I was just wondering is there a set amount of time you have to wait after you have had treatment before you can start the adoption process?

T x


----------



## superal (May 27, 2005)

Hi Milktray

Welcome to this part of the sight all about adoption.

The general oppinion of most SS & LA is 12 months, some may say 6 months.

How long ago is it since you stopped treatment?

Have you approached any SS yet to make enquirers?

Most people find the 12 month waiting time seems very hard & that they think they won't get through that time.  If that's how you are feeling give yourself time to adjust to the situation you find yourselves in at this moment in time.

We found planning a year of "stuff" passed 12 months very quickly.

Wishing you lots of luck for the future.

Superal

        xx


----------



## Milktray (Jun 12, 2005)

Hi Superal

thanks for your reply.

We haven't stopped treatment yet.  We are hoping to have one last round of FET at the end of June and if that fails we then want to start looking into the adoption process.
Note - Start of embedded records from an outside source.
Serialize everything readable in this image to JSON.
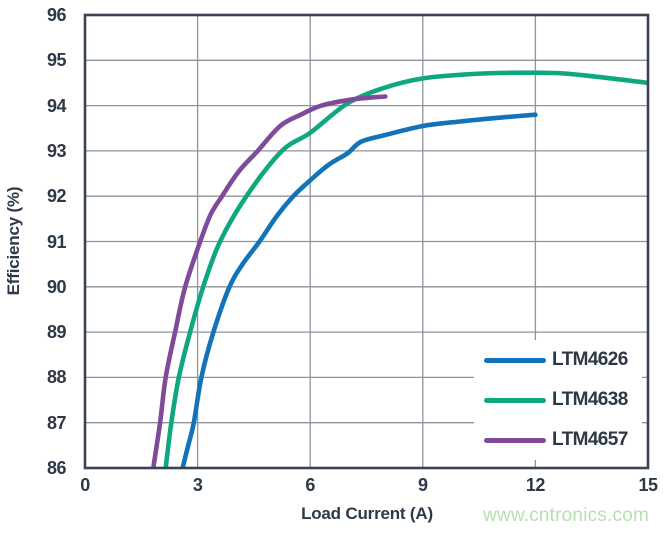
{
  "page": {
    "watermark": "www.cntronics.com"
  },
  "chart_data": {
    "type": "line",
    "title": "",
    "xlabel": "Load Current (A)",
    "ylabel": "Efficiency (%)",
    "xlim": [
      0,
      15
    ],
    "ylim": [
      86,
      96
    ],
    "xticks": [
      0,
      3,
      6,
      9,
      12,
      15
    ],
    "yticks": [
      86,
      87,
      88,
      89,
      90,
      91,
      92,
      93,
      94,
      95,
      96
    ],
    "grid": true,
    "legend_position": "inside-bottom-right",
    "colors": {
      "frame": "#3b4454",
      "gridline": "#8e939d",
      "text": "#2e3947",
      "watermark": "#b7dfb2"
    },
    "series": [
      {
        "name": "LTM4626",
        "color": "#1273b9",
        "points": [
          [
            2.6,
            86
          ],
          [
            2.75,
            86.5
          ],
          [
            2.9,
            87
          ],
          [
            3.1,
            88
          ],
          [
            3.42,
            89
          ],
          [
            3.85,
            90
          ],
          [
            4.2,
            90.5
          ],
          [
            4.65,
            91
          ],
          [
            5.1,
            91.55
          ],
          [
            5.55,
            92
          ],
          [
            6.0,
            92.35
          ],
          [
            6.5,
            92.7
          ],
          [
            7.0,
            92.95
          ],
          [
            7.35,
            93.2
          ],
          [
            8.0,
            93.35
          ],
          [
            9.0,
            93.55
          ],
          [
            10.0,
            93.65
          ],
          [
            11.0,
            93.73
          ],
          [
            12.0,
            93.8
          ]
        ]
      },
      {
        "name": "LTM4638",
        "color": "#0fa87e",
        "points": [
          [
            2.15,
            86
          ],
          [
            2.3,
            87
          ],
          [
            2.5,
            88
          ],
          [
            2.8,
            89
          ],
          [
            3.15,
            90
          ],
          [
            3.6,
            91
          ],
          [
            4.3,
            92
          ],
          [
            5.25,
            93
          ],
          [
            6.0,
            93.4
          ],
          [
            7.0,
            94.05
          ],
          [
            8.0,
            94.4
          ],
          [
            9.0,
            94.6
          ],
          [
            10.0,
            94.68
          ],
          [
            11.0,
            94.72
          ],
          [
            12.5,
            94.72
          ],
          [
            13.5,
            94.65
          ],
          [
            15.0,
            94.5
          ]
        ]
      },
      {
        "name": "LTM4657",
        "color": "#7f4a9a",
        "points": [
          [
            1.82,
            86
          ],
          [
            2.0,
            87
          ],
          [
            2.15,
            88
          ],
          [
            2.4,
            89
          ],
          [
            2.67,
            90
          ],
          [
            3.07,
            91
          ],
          [
            3.35,
            91.6
          ],
          [
            3.65,
            92
          ],
          [
            4.1,
            92.55
          ],
          [
            4.6,
            93
          ],
          [
            5.2,
            93.55
          ],
          [
            5.75,
            93.8
          ],
          [
            6.3,
            94.0
          ],
          [
            7.0,
            94.12
          ],
          [
            7.5,
            94.17
          ],
          [
            8.0,
            94.2
          ]
        ]
      }
    ]
  }
}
12 months does sound long, it's not so bad for me as I am younger than my DH.  Is there an upper age limit?

T x


----------



## KarenM (Jul 30, 2002)

Hi Milktray

There was another thread on this very subject only a few days ago. here's the link

http://www.fertilityfriends.co.uk/forum/index.php/topic,31511.0.html

As Superal says each LA vary some 6 months , some 12 months.

Hope the information on the other thread helps. In terms of age, no there are no limits as such, but some LA's like to have a minimum age gap between the oldest partner and the youngest child.

Good luck
Karen x


----------



## Milktray (Jun 12, 2005)

thanks Karen  

T x


----------



## jess p (Sep 25, 2004)

Hi,

My LA said it was 6-12 months cos it was considered to be a sort of time for "grieving" & getting head/body straight again - makes sense really.

Good luck!
Jessx


----------